Rumah Tangga Bahagia

Rumah Tangga Bahagia
Oleh : Lani

1.       Alasan Manusia Menikah


Seperti tumbuhan yang jika dirawat akan menghasilkan benih kemudian bertumbuh lalu menjadi tumbuhan baru. Terus menerus hal itu terjadi,  sebab kalau saja tidak ada rasa cinta kita kepada tumbuhan dan merawatnya mungkin saja dunia ini akan gersang dan sangat panas. Makhluk-makhluk akan mati dengan sangat cepat tanpa ada regenerasi dan bisa saja kiamat sudah dekat karena alam sudah tidak lagi bersahabat. Begitu juga dengan kehidupan manusia, apabila sudah tidak ada cinta kasih dan belas kasih terhadap sesamanya maka dunia ini menuju pada kebinasaan. Perlahan tapi pasti. Hukum paticca-samuppada (sebab musabab yang saling bergantungan) secara tidak langsung membentuk adanya suatu kebudayaan. Dan manusia adalah satu-satunya makhluk yang memiliki kebudayaan. Kebudayaan adalah cara hidup suatu penduduk; cara mereka bertindak, berbicara, berpikir dan hidup adalah ungkapan dari kebudayaan mereka. Tylor mendeskripsikan kebudayaan sebagai  “keseluruhan yang kompleks yang mencakup pengetahuan, kepercayaan, seni, moral, hukum, adat dan kemampuan atau kebiasaan lain yang diperoleh manusia sebagai warga suatu masyarakat.” (Tylor, Primitive Culture”, halaman 1).

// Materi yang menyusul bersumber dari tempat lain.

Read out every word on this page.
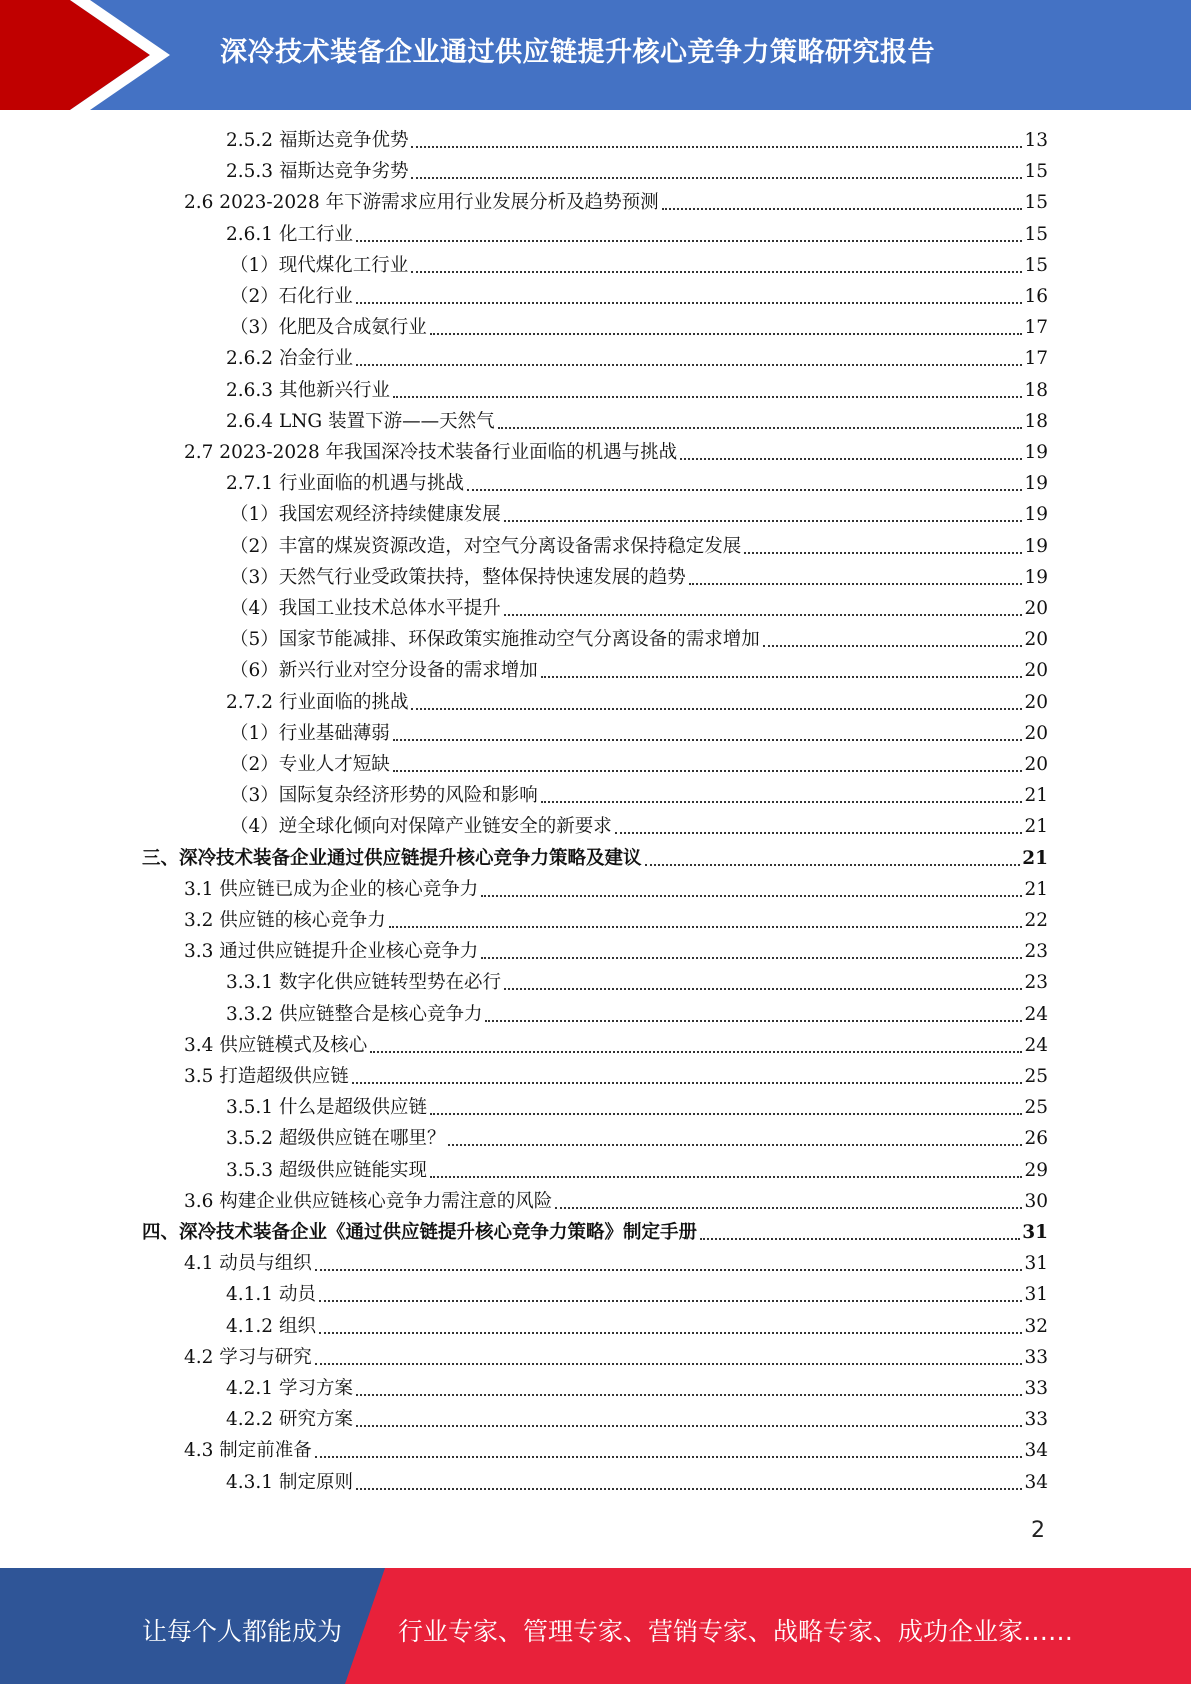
深冷技术装备企业通过供应链提升核心竞争力策略研究报告
2.5.2 福斯达竞争优势	13
2.5.3 福斯达竞争劣势	15
2.6 2023-2028 年下游需求应用行业发展分析及趋势预测	15
2.6.1 化工行业	15
（1）现代煤化工行业	15
（2）石化行业	16
（3）化肥及合成氨行业	17
2.6.2 冶金行业	17
2.6.3 其他新兴行业	18
2.6.4 LNG 装置下游——天然气	18
2.7 2023-2028 年我国深冷技术装备行业面临的机遇与挑战	19
2.7.1 行业面临的机遇与挑战	19
（1）我国宏观经济持续健康发展	19
（2）丰富的煤炭资源改造，对空气分离设备需求保持稳定发展	19
（3）天然气行业受政策扶持，整体保持快速发展的趋势	19
（4）我国工业技术总体水平提升	20
（5）国家节能减排、环保政策实施推动空气分离设备的需求增加	20
（6）新兴行业对空分设备的需求增加	20
2.7.2 行业面临的挑战	20
（1）行业基础薄弱	20
（2）专业人才短缺	20
（3）国际复杂经济形势的风险和影响	21
（4）逆全球化倾向对保障产业链安全的新要求	21
三、深冷技术装备企业通过供应链提升核心竞争力策略及建议	21
3.1 供应链已成为企业的核心竞争力	21
3.2 供应链的核心竞争力	22
3.3 通过供应链提升企业核心竞争力	23
3.3.1 数字化供应链转型势在必行	23
3.3.2 供应链整合是核心竞争力	24
3.4 供应链模式及核心	24
3.5 打造超级供应链	25
3.5.1 什么是超级供应链	25
3.5.2 超级供应链在哪里？	26
3.5.3 超级供应链能实现	29
3.6 构建企业供应链核心竞争力需注意的风险	30
四、深冷技术装备企业《通过供应链提升核心竞争力策略》制定手册	31
4.1 动员与组织	31
4.1.1 动员	31
4.1.2 组织	32
4.2 学习与研究	33
4.2.1 学习方案	33
4.2.2 研究方案	33
4.3 制定前准备	34
4.3.1 制定原则	34
2
让每个人都能成为 行业专家、管理专家、营销专家、战略专家、成功企业家……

Seperti upacara pernikahan atau kehidupan berkeluarga sebagai satuan dasar dari masyarakat. Dimana para lajang yang sudah cukup umur diharuskan menikah sebagai penerus keturunan dan pewaris keluarga serta norma yang tercipta dalam hidup bermasyarakat. Namun dalam pandangan agama Buddha ada beberapa alasan mengapa manusia itu melangsungkan upacara pernikahan dan menjalani hidup berumah tangga, yaitu :

        Sebagai kewajiban pribadi dan sosial
b)      Masih ada keterpikatan terhadap lawan jenis
c)       Sebagai pilihan hidup
d)      Sebagai akibat ikatan karma masa lalu yang harus diteruskan pada masa kini.
e)      Sebagai penyempurna parami

Secara praktisnya semua makhluk hidup di dunia ini muncul dan terlahir sebagai akibat hubungan seksual dan akibat dari karma (perbuatan).  Sang Buddha membedakan ada empat jenis pasangan:
*) seorang pria jahat dengan wanita jahat
*) pria jahat dengan wanita baik
*) pria baik dengan wanita jahat
*) pria baik dengan wanita baik.
Pasangan yang terakhir yang dipuji oleh Sang Buddha (Anguttara Nikaya).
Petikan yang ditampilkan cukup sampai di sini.